12.01.2006

Cindy Holby


Creating a character

People often ask me where I get my ideas for characters. I have found that some of my characters take on traits of people I know without my meaning too. I look back on them and say, wow. he's exactly like my oldest son or my husband or my son's friend. And a lot of my characters are inspired my people I actually know.

The main character in Shooting Star, Ruben, came to life one day when I was helping out at my former job over Christmas. I was in the process of writing Stargazer, the first book in my star series. I had no plans for Ruben, other than the fact that I needed to get Shaun and Lilly off the swamp planet. But Dan, a college student that I worked with changed all that. We were cutting up and Dan walked out of the back and did this funky little dance move. I just shook my head and said "Someday I'm going to put you in a book." and he said. "Can I be a smuggler pilot type? And have this really cool knife?" And a character was born.
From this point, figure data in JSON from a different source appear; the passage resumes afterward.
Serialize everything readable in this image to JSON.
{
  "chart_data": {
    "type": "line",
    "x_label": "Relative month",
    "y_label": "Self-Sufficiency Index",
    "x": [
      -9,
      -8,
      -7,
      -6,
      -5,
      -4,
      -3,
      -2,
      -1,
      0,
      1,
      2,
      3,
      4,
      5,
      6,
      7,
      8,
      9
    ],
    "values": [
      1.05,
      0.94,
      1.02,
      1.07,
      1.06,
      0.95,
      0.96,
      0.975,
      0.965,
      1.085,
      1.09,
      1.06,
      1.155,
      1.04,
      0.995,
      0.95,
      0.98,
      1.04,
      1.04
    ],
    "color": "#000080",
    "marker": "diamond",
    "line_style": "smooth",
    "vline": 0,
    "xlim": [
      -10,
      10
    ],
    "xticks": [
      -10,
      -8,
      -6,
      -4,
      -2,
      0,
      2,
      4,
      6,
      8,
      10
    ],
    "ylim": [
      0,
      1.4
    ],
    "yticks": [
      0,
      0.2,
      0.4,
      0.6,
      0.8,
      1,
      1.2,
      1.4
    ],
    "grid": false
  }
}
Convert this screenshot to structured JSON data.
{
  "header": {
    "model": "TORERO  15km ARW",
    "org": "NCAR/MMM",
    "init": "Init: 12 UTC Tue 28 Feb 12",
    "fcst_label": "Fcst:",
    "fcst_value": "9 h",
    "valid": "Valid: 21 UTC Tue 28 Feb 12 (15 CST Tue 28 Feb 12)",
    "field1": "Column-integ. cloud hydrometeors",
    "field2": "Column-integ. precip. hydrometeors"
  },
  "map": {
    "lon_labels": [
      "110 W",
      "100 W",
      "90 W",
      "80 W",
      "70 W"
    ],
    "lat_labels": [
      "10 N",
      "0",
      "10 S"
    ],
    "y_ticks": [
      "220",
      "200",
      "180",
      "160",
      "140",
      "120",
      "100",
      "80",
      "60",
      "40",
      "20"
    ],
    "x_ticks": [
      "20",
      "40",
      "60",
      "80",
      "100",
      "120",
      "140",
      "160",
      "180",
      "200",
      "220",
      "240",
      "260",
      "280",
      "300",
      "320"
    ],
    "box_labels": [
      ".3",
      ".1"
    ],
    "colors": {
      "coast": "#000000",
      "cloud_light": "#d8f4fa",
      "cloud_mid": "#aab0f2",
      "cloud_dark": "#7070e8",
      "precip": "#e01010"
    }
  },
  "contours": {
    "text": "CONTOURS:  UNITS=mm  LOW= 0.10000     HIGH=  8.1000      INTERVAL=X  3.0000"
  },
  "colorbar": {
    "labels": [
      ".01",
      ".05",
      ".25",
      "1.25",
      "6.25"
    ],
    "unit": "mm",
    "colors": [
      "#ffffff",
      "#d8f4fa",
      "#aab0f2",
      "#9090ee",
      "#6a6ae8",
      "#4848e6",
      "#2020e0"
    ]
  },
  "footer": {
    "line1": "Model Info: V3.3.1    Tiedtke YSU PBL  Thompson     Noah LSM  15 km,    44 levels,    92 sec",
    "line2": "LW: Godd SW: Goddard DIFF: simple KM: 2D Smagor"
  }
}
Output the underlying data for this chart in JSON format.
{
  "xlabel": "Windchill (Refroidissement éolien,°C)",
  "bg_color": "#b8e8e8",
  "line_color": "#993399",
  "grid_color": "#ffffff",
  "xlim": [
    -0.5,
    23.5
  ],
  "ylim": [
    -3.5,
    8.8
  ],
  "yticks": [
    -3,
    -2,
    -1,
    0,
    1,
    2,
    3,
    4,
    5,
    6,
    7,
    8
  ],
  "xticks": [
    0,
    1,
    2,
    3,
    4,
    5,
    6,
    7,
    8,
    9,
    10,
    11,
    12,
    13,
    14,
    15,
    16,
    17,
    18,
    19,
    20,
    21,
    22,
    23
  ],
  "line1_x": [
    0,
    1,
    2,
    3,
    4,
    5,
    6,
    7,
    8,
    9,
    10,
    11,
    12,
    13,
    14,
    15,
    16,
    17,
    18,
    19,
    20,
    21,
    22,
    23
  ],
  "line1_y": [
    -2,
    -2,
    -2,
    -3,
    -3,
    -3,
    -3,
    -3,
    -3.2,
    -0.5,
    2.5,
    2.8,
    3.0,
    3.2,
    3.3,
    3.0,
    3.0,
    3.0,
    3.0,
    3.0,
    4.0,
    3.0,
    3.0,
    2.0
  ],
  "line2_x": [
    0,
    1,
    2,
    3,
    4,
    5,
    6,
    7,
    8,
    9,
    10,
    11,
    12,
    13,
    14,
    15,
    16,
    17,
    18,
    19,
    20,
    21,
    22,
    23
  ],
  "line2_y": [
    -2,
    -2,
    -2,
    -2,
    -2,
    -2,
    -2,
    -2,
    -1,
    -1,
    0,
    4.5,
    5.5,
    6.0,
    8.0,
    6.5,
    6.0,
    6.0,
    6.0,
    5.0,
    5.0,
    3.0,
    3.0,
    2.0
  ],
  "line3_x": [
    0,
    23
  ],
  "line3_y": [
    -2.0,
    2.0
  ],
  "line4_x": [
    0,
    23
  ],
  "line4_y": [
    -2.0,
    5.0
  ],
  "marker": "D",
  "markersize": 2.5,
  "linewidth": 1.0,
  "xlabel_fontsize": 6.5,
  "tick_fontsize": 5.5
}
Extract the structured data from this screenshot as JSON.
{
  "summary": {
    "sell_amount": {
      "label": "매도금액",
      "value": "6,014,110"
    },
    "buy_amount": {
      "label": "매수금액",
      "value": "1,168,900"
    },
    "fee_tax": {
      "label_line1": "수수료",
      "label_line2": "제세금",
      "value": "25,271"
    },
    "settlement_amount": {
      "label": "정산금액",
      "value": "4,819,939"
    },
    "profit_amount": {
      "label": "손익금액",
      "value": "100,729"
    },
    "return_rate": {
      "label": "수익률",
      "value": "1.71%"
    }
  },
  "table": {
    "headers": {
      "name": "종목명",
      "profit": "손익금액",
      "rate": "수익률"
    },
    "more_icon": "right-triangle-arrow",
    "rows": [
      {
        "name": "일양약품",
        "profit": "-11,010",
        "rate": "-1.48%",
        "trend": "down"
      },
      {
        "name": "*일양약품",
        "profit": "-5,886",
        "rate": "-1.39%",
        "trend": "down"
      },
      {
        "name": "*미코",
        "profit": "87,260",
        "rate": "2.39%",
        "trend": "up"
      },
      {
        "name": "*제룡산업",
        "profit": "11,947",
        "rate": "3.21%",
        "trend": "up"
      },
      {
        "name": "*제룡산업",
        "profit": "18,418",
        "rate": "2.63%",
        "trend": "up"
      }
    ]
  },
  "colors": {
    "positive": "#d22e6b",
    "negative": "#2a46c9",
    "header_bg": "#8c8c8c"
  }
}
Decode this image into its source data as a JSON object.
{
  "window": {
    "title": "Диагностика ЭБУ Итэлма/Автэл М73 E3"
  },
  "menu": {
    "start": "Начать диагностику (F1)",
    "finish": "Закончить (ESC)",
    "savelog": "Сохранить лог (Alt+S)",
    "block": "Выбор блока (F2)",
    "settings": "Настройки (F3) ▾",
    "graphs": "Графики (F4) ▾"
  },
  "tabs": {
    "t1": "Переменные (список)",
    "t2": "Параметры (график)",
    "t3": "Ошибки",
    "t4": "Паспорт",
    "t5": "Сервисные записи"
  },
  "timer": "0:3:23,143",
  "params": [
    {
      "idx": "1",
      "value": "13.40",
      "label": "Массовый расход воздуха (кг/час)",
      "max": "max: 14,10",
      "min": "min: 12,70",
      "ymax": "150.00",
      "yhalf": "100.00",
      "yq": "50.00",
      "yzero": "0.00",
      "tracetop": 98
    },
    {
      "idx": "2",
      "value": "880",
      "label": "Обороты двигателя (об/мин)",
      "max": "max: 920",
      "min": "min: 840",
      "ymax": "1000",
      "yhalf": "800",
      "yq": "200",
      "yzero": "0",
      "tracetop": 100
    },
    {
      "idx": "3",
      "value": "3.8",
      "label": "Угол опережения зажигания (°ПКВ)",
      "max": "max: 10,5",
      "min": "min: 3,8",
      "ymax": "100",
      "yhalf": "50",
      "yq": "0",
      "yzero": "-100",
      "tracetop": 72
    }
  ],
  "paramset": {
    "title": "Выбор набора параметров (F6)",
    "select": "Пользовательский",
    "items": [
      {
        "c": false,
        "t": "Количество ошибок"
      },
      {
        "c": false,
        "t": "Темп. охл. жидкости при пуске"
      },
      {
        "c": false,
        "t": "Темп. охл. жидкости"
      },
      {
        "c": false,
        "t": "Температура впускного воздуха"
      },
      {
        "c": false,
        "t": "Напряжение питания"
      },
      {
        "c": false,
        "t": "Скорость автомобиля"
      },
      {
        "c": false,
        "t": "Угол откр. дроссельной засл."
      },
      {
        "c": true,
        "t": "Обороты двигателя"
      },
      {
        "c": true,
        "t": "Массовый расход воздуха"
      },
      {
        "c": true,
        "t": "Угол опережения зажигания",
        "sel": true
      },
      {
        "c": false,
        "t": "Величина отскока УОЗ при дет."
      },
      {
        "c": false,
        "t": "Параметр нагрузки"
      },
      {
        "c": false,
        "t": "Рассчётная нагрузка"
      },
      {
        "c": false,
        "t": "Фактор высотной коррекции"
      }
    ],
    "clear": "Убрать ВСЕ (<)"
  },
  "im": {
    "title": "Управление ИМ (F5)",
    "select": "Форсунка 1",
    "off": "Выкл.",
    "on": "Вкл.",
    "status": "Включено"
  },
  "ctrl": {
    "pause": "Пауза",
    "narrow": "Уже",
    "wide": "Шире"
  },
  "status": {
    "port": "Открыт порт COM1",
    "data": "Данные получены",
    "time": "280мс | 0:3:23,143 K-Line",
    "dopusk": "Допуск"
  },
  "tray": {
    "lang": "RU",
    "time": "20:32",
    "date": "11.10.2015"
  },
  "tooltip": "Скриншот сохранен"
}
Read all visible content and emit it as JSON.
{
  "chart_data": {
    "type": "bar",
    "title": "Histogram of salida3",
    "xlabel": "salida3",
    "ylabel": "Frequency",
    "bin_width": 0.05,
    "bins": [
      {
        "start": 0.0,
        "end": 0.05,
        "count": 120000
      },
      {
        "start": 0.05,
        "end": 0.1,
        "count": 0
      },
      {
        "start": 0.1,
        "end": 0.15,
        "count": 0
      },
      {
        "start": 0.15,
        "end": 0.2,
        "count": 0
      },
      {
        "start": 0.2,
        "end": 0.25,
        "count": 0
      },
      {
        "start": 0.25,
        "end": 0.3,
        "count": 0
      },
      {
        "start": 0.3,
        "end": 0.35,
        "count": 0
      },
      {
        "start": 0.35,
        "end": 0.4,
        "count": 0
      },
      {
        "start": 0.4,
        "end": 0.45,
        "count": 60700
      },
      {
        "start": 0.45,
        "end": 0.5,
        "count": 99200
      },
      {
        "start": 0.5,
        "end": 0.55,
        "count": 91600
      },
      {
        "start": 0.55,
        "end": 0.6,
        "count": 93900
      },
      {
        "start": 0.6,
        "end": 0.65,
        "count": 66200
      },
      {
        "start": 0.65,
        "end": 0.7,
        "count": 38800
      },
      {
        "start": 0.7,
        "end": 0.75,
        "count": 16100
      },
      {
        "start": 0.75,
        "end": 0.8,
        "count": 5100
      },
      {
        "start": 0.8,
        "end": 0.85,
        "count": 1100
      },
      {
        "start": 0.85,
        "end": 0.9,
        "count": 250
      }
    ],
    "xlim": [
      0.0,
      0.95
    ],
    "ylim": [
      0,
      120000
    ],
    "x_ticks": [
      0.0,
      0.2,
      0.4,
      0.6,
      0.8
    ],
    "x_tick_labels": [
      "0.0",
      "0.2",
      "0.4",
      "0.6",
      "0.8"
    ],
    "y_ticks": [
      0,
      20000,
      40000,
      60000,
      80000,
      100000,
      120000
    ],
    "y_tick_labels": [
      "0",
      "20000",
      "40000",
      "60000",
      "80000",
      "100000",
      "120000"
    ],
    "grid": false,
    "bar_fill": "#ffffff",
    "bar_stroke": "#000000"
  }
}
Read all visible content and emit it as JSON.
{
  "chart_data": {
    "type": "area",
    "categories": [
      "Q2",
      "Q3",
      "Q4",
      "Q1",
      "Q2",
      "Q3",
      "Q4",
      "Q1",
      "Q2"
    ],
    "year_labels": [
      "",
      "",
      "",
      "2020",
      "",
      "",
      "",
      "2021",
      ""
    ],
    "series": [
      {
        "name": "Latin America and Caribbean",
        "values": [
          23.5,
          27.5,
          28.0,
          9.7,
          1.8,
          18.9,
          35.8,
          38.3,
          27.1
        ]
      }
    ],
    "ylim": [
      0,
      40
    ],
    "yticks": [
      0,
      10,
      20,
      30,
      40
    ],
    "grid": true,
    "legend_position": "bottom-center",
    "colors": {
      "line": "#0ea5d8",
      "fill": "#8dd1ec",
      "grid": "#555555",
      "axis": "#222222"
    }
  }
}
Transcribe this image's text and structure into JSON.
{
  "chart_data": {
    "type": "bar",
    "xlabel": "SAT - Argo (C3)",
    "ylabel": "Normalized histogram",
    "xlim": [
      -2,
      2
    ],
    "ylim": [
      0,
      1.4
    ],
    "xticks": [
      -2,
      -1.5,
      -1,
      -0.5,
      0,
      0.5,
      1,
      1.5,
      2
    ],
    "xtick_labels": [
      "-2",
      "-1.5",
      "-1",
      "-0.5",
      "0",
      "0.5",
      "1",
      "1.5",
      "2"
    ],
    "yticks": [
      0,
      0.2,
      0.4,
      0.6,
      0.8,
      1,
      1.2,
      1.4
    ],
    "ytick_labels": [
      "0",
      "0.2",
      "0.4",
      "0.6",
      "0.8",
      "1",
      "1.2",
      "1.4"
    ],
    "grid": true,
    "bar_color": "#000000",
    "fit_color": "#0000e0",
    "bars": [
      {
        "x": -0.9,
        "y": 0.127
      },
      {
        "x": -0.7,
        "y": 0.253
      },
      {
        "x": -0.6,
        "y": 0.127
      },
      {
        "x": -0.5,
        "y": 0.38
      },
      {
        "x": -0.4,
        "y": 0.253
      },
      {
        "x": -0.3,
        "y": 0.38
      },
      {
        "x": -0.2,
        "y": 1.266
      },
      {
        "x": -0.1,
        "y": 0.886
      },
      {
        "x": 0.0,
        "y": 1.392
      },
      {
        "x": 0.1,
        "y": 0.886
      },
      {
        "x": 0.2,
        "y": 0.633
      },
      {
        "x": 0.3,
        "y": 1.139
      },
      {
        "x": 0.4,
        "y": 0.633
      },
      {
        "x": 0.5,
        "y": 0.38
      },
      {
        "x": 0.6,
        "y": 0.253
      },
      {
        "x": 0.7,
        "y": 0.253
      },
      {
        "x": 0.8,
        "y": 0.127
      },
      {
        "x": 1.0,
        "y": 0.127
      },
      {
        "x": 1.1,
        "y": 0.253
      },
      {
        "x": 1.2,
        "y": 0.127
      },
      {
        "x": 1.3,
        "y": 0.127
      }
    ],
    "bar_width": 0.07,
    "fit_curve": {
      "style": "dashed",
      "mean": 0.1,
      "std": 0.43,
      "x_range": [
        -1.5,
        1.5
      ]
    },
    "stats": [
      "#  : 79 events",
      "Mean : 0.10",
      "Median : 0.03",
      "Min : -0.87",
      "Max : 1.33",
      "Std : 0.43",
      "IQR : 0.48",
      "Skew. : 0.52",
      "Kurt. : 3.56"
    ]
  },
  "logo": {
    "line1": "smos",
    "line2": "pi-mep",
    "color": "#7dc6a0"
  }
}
But the best part was watching Ruben grow. Not only was he convenient for advancing the story line but his personality took on a life of its own. I loved the part in Stargazer when the Circe drugged him and he thought he was going to have to seduce all of them. But then I started thinking about where Ruben came from. What made him the man he was? Did he have secrets? And what could I do to a man who was used to having what ever he wanted whenever he wanted. And thus came the story for Shooting Star. Ruben is a man with a secret past and those secrets finally catch up with him. Then I put him on a primitive planet with a beautiful slave woman who has a young son and things start to happen. Which led to the birth of another character named Boone. His story comes next. If I ever get it finished that is.